Uh-oh. Given that move, I’m expecting dictates from on high at my university any day now.
Also Ohio.
Oh. And Minnesota.
“While the Duluth, Rochester and Twin Cities campuses are on Spring Break this week, and in anticipation of the Crookston and Morris campus breaks next week, we encourage our faculty to begin preparing to move classroom instruction online, especially for courses where this can be implemented immediately,” University of Minnesota-Twin Cities President Joan Gabel wrote in a letter to students, faculty, and staff Tuesday.
“Encourage” is different from “ordering”. I’m going to talk to my students in class about this today.
Add my alma mater, the University of Washington, to the list. Although I see that the Seattle Mariners are still dithering about their sporting events. Will it wipe out all the sportsball fans who go into crowded stadiums next?
Kevin Karplus says
Most of the University of California campuses have gone to online-only lectures and discussion sections, but are still allowing in-person lab, PE, dance, and performing-arts courses. If you can do staggered lab times and can get the students to swap down surfaces before and after each lab session, you are well ahead of the game. (Those precautions make your labs much less likely to cause transmission than most other daily activities.)
killyosaur says
A friend of mine who is a professor at a Texas University was also recently told his courses now need to be online (at least for a week or so)…
killyosaur says
a university in Texas, not Texas University (I don’t recall which one) :P
whheydt says
In addition to school closings/going on-line only already mentioned…

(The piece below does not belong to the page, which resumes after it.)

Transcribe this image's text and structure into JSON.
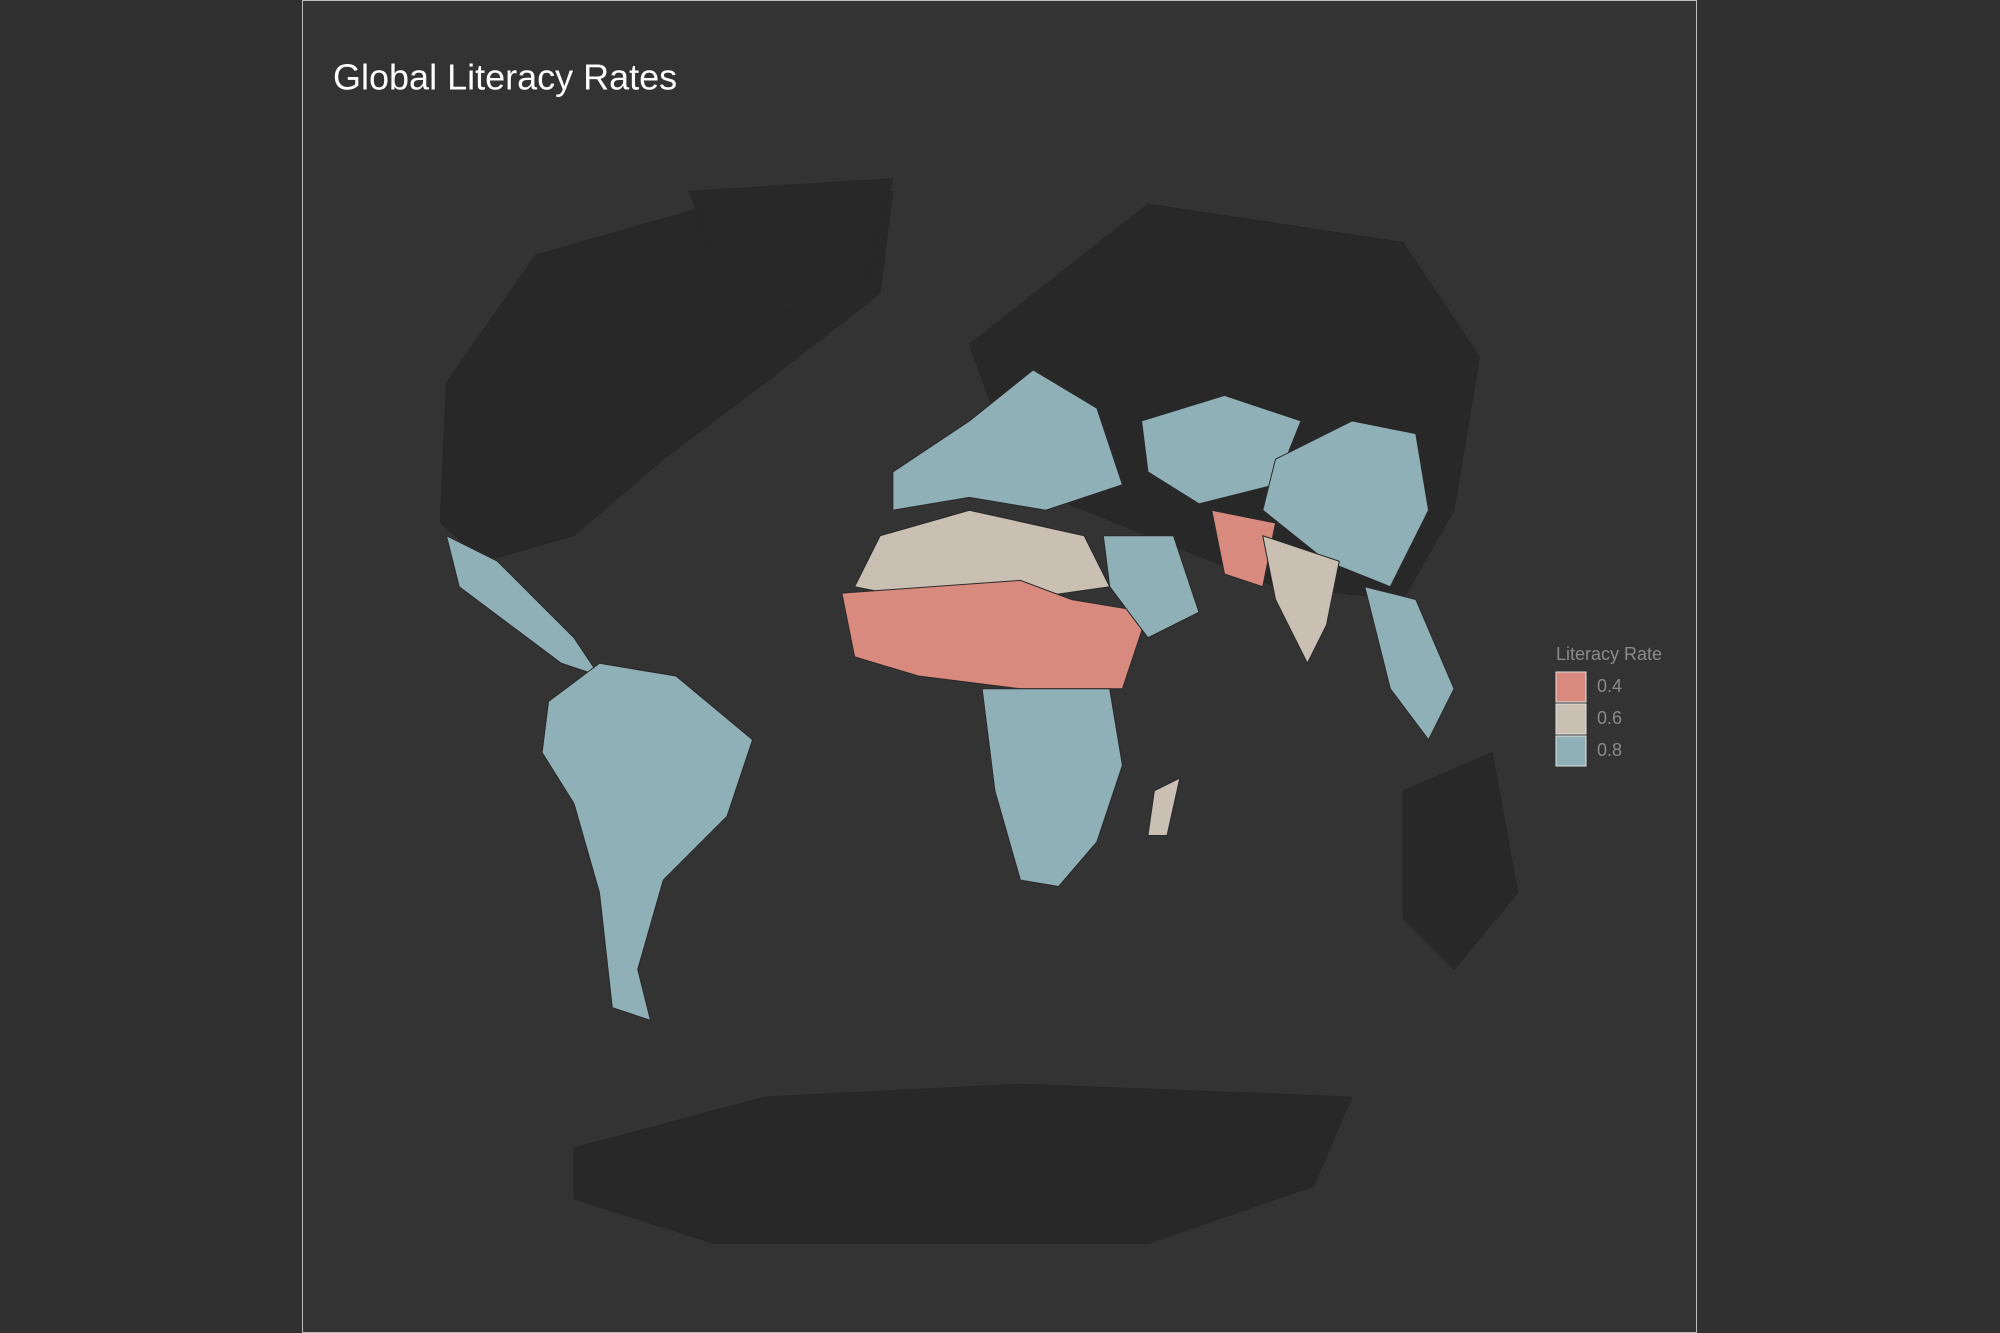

The (Catholic) Archdiocese of San Francisco has closed all 90 of its schools. Stanford University has gone on-line only, likewise at least two colleges in Santa Clara County. (SCC has also banned all public gatherings of more than 1000 people. The county includes the Great America amusement park and Levi Stadium.)
joeeggen says
Similar situation on the East Coast. The University of Maryland has extended spring break to the end of the month, and will be going to full-online instruction to at least April 10. Makes sense, since there are already 19 confirmed cases in the North VA, DC, and MD metro area, in which UMD is located. Lots of federal agencies are planning for similar moves (i.e. 100% telework, if possible) should the situation dictate.
David Richardson says
We haven’t shut any university in Sweden down … yet. But SUNET (the Swedish University Network) is stress-testing our Zoom desktop video conferencing system in case universities do get shut down. Sweden being Sweden, every university teacher has a Zoom room of their own, licensed and run by SUNET nationally.
garnetstar says
Also Harvard and UMass, all five campuses of the latter.
wzrd1 says
@PZ, what is the school protocol for when the campus is snowed in? That sounds like something one can adapt for a short time (damned if I know how one can perform any hands on labs remotely).
magistramarla says
My son-in-law is a professor at NYU. They have gone online, too.